In another sign of market manipulation, GreenHat bought the FTRs without considering market factors but to solely obtain as many as possible with minimal collateral, FERC said.
Also, company officials made false statements to PJM to avoid a planned margin call, according to FERC.
GreenHat submitted inflated bids into PJM's long-term FTR auction to drive up the clearing price of FTRs that Shell Energy North America bought from GreenHat and offered for sale in the auction, FERC said.

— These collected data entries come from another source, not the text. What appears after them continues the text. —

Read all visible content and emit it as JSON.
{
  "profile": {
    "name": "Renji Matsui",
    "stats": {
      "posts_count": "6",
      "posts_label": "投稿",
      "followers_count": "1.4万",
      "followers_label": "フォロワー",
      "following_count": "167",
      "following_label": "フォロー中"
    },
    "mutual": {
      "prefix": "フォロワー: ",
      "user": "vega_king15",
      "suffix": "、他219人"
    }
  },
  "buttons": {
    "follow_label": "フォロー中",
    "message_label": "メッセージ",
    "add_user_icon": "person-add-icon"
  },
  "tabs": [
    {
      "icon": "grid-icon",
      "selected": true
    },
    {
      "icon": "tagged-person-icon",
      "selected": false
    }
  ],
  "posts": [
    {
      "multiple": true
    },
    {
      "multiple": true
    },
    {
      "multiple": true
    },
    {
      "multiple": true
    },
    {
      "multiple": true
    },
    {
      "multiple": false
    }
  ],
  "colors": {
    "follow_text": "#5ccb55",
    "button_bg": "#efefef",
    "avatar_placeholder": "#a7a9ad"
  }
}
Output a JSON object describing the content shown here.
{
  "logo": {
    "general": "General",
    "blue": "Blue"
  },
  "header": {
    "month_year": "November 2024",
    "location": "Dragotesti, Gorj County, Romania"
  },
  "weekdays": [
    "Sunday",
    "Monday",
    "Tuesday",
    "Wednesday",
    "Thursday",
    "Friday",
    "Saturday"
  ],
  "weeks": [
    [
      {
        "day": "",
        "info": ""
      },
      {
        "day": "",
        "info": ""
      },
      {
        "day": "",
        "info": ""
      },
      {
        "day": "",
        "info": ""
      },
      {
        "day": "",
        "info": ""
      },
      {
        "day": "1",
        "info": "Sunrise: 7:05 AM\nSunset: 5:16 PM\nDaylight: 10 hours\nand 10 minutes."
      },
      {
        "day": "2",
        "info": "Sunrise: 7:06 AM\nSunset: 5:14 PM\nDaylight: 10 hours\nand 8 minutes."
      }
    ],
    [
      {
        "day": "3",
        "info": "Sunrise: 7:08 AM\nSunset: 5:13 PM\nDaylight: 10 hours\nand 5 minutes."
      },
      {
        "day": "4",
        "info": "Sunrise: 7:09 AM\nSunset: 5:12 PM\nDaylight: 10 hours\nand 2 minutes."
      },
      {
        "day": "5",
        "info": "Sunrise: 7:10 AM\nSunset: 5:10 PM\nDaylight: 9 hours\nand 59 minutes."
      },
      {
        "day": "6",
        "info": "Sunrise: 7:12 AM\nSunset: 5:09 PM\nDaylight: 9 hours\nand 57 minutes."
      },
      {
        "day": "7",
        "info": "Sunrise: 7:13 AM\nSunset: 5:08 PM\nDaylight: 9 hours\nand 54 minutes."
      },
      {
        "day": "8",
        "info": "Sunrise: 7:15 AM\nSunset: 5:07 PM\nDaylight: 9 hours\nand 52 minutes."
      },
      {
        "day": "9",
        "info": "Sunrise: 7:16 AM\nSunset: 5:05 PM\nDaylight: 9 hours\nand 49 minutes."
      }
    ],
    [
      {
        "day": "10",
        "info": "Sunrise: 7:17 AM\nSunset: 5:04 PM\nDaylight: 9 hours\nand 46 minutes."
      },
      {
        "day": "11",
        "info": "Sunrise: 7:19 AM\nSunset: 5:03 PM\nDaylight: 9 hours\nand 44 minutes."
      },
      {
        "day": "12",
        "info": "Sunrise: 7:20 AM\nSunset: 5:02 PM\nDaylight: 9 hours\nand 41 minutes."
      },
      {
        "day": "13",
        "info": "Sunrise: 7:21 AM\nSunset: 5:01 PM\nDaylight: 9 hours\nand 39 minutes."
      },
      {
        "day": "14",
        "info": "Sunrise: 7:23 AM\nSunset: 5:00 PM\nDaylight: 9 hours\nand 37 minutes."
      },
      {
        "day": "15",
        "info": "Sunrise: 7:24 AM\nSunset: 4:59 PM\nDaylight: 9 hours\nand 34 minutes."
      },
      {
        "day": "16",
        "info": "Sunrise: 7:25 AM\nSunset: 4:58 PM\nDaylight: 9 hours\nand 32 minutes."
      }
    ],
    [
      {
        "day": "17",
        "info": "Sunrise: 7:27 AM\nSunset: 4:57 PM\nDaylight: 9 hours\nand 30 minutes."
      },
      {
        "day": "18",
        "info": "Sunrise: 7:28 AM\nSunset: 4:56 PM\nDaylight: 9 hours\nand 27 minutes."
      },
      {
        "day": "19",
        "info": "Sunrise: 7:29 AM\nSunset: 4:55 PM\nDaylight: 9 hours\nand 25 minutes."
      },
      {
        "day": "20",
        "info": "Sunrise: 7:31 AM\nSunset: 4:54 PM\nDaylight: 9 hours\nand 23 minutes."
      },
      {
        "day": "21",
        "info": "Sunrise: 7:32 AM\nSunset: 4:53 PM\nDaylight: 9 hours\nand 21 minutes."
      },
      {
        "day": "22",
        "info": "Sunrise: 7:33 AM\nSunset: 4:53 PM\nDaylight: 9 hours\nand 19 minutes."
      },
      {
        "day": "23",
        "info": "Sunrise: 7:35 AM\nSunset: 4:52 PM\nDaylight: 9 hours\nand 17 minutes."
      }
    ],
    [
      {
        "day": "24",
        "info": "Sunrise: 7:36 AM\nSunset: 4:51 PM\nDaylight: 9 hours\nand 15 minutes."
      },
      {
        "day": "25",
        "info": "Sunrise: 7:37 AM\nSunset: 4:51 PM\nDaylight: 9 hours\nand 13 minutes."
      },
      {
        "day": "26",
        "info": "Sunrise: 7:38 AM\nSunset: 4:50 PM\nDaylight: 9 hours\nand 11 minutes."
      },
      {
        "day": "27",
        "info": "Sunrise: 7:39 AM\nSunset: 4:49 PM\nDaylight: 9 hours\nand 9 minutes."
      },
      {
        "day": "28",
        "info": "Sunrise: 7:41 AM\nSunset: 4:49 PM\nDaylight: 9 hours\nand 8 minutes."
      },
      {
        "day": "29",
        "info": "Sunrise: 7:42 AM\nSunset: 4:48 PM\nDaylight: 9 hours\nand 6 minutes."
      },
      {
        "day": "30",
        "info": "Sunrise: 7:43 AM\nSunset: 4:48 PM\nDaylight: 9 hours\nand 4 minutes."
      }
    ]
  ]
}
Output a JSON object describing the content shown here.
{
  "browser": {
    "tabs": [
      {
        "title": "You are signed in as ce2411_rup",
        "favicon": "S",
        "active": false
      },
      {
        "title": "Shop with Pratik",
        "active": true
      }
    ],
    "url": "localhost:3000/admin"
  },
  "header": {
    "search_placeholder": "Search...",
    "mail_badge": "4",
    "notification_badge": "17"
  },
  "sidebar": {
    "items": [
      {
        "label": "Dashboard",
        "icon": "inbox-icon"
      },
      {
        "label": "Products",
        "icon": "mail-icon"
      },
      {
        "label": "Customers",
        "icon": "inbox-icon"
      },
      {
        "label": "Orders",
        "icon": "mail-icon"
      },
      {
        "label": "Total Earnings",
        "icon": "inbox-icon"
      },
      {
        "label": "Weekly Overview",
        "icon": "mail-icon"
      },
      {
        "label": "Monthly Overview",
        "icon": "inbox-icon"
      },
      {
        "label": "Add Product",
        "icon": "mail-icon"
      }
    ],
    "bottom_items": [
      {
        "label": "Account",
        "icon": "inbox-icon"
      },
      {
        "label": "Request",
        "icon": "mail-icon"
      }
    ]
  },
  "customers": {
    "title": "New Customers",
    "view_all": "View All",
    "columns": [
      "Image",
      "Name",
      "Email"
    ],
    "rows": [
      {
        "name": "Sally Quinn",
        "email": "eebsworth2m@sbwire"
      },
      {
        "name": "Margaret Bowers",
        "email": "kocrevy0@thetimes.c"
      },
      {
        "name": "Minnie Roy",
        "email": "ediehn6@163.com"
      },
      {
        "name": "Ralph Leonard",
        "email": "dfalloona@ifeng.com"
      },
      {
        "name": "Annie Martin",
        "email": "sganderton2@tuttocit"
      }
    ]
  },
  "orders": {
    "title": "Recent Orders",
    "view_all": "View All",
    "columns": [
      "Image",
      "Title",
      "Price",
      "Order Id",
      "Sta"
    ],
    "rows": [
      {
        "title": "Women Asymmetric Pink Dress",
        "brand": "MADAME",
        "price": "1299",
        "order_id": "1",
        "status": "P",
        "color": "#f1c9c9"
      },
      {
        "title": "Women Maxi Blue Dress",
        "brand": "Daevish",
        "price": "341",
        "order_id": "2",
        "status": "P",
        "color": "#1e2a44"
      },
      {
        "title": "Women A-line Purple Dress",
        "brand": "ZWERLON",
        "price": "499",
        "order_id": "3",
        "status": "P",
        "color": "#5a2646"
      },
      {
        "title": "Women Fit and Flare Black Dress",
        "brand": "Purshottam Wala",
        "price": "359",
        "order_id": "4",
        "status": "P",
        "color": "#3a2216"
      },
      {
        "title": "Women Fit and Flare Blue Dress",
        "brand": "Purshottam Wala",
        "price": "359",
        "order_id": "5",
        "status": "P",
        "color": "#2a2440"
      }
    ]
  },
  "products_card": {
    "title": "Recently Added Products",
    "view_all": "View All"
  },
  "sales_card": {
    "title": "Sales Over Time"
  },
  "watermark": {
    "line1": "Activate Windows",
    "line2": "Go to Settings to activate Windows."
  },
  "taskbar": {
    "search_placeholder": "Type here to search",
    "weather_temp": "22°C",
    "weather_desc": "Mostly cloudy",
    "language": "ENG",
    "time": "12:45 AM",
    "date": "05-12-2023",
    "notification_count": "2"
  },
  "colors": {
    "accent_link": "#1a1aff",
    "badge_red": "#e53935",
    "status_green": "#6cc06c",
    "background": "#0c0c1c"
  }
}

GreenHat, Bartholomew, Ziegenhorn and Kittell's estate denied the allegations during FERC's investigation, in part saying they bought the FTRs with the expectation their portfolio would be profitable and that the commission's enforcement office staff in its allegations pushed the bounds of market manipulation "far beyond any common understanding of fraud and deceit."
If the penalty is unpaid after 60 days, FERC said it will ask a district court to affirm it.
In its order, FERC doesn't say how GreenHat would pay the penalty. However, in setting the penalty, FERC said "there is a need to discourage and deter the fraudulent conduct and deceitful statements at issue in this matter."
FERC Commissioner James Danly dissented from the decision, saying he was "deeply" skeptical of GreenHat's explanations, but the enforcement office failed to prove its case.
GreenHat's founders worked for a JP Morgan Chase & Co. unit at the center of a market manipulation case at FERC that ended when the investment firm in 2013 agreed to pay $410 million to settle allegations it manipulated power markets in California and Michigan.
A lawyer for Bartholomew and Ziegenhorn declined to comment.
Kittell, one of the GreenHat founders, died in January when he jumped off the San Diego-Coronado bridge. His lawyers said the FERC investigation drove him to his death.